When we grow up, everything's so tainted. Our minds are so warped and inoperable compared to the workings and functions of a child. We desperately cling on what barely works and gets us by while the child is limitless and is furthering its growth. They radiate so much goodness while our hearts are dead, etiolated, and cast aside so we can survive in this world.

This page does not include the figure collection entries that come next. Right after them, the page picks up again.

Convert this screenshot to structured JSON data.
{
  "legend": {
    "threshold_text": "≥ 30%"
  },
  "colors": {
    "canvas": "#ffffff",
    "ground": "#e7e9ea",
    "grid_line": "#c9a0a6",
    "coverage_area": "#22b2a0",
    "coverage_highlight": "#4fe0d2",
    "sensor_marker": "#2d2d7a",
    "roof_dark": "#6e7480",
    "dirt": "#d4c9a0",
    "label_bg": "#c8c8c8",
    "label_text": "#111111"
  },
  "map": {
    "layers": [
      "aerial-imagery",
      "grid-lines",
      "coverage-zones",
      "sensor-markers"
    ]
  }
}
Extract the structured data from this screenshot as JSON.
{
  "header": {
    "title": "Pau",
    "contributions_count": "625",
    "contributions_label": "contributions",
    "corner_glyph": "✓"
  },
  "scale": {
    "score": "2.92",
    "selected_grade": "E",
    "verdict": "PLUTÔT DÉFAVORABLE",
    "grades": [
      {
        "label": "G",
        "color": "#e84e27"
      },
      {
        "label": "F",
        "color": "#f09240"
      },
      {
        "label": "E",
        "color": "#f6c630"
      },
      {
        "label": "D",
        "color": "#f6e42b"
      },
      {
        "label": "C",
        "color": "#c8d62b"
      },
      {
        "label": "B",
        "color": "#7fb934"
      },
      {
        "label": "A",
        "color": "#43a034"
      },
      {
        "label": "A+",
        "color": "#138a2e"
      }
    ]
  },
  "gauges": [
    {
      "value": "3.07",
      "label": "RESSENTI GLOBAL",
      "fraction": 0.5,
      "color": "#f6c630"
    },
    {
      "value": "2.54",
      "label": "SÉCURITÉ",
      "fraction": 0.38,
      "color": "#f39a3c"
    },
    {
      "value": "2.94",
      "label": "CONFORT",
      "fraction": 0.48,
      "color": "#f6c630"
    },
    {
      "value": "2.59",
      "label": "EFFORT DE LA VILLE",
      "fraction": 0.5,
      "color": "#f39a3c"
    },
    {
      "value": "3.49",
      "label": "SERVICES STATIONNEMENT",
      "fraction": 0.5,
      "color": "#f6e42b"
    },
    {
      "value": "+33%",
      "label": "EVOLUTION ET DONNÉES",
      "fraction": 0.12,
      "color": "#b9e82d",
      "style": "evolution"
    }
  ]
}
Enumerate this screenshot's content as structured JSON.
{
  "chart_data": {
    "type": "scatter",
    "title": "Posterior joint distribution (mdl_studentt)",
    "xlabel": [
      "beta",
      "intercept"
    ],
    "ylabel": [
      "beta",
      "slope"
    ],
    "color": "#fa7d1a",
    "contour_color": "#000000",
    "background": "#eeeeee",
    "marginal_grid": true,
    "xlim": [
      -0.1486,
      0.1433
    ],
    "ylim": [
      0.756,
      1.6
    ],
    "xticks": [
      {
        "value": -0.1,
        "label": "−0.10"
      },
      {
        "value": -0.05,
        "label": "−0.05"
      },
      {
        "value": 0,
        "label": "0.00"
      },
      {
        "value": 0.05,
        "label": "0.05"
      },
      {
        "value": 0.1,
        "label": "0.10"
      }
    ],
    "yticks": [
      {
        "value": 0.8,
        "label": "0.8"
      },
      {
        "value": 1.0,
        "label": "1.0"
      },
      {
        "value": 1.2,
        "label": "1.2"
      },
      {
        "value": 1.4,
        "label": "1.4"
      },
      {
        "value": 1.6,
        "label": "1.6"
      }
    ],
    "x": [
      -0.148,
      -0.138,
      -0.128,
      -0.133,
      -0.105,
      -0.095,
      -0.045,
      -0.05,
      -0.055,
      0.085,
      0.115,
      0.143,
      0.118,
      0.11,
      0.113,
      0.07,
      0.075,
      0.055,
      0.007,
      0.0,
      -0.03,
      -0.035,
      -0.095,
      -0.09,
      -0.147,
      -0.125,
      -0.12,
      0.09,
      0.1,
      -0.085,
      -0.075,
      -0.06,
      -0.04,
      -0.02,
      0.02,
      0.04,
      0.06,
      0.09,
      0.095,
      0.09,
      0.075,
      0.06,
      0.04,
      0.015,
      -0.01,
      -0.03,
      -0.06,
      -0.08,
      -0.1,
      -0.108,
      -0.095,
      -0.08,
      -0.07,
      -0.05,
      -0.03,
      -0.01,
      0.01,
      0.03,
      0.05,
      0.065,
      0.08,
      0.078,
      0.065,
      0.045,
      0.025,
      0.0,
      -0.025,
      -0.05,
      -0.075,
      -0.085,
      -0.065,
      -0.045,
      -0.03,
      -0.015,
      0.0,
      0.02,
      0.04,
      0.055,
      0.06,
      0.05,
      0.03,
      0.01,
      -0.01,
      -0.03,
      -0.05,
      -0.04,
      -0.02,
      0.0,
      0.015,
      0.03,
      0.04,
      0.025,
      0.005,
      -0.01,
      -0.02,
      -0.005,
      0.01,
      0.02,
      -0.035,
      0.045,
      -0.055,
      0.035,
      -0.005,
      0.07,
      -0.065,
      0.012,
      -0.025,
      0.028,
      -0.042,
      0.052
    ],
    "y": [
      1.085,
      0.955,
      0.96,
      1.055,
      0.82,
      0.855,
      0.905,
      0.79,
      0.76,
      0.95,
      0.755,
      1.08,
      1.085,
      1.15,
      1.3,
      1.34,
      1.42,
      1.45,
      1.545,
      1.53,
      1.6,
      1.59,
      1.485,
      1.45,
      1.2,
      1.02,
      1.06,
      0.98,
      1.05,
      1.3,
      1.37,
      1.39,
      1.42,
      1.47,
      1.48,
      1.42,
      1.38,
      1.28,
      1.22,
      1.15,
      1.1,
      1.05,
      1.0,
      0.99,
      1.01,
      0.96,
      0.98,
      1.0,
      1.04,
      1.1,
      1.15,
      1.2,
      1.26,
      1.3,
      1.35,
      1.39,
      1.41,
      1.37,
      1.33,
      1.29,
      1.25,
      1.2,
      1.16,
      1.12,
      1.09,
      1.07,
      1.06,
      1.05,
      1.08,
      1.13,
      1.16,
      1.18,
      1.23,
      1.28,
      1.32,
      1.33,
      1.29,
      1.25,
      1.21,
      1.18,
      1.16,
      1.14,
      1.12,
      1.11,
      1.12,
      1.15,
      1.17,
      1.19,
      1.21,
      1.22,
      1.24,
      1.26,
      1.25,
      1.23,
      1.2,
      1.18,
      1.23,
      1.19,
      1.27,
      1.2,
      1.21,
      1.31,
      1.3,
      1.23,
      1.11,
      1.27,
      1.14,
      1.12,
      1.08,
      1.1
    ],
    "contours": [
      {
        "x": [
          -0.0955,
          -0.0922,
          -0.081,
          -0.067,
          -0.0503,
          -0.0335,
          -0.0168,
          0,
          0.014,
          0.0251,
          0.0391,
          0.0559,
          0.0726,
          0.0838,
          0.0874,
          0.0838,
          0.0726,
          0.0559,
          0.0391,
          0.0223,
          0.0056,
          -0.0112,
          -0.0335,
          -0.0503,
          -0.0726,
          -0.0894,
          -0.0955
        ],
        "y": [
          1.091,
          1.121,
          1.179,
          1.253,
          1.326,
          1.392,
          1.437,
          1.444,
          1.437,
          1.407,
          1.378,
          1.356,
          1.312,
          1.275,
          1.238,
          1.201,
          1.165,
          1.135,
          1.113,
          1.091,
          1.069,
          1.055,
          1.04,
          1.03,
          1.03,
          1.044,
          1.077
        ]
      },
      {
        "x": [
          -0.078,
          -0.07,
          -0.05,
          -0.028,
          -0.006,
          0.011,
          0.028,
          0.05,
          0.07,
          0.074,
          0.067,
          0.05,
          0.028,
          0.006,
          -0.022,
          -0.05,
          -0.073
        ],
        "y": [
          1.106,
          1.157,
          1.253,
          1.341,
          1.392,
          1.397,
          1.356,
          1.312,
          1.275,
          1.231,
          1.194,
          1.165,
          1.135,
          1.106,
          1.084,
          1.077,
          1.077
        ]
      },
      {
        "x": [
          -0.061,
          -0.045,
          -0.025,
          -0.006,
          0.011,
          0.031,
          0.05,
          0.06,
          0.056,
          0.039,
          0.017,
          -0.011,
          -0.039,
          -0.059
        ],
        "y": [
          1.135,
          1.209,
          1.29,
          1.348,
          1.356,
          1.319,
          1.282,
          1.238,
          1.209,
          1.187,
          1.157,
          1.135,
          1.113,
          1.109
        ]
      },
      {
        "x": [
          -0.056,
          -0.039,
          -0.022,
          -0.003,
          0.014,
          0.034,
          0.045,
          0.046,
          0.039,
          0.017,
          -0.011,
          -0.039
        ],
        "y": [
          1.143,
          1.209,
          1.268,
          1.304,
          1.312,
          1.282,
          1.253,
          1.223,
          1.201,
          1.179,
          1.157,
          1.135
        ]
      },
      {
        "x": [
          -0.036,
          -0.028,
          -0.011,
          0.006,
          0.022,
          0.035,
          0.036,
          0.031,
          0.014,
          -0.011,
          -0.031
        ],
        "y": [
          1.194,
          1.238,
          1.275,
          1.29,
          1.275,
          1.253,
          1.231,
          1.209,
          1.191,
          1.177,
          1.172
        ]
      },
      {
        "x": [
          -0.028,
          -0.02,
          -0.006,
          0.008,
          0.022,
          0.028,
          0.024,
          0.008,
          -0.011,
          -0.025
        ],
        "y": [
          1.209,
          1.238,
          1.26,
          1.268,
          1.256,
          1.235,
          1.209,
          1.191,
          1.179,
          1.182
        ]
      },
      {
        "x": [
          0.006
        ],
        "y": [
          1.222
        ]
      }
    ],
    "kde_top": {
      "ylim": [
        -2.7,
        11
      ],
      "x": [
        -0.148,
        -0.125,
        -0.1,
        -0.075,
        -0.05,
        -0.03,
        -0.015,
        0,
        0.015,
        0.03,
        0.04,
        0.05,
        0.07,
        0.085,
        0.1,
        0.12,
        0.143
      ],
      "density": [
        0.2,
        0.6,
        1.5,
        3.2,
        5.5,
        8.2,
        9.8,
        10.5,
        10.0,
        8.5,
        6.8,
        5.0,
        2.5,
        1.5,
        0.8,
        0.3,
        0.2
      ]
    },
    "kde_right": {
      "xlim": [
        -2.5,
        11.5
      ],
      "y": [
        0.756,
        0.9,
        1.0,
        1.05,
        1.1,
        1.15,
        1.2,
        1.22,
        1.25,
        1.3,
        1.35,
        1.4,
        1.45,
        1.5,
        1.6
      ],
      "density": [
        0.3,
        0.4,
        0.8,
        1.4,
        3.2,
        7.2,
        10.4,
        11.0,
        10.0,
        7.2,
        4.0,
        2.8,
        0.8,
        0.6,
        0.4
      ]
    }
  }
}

When did I turn into such a bitter human being? Maybe I need to channel and empty out my stress and burden. It might be the fact that I can't keep my eyes open for more than four seconds at a time, but it seems like the more I know people, the more I'm either delightfully surprised by who they actually are or am utterly and confoundedly disappointed because of how they are so ... typical. But it sucks to say that because I've already come to the conclusions that we aren't special. We aren't our own person. As much as I'd like to believe that, there is someone just like me out there in this world thinking the exact same thoughts, dreaming the exact same dreams, and manufactured by the exact same God. It's beautiful in the sense that we're all universal, that we're tied together by more than some genes that distinguish us from animals, but it also makes me sad that I'll never be as unique as I want to be.


LOL look at me, blogging at three in the morning. I know better than that.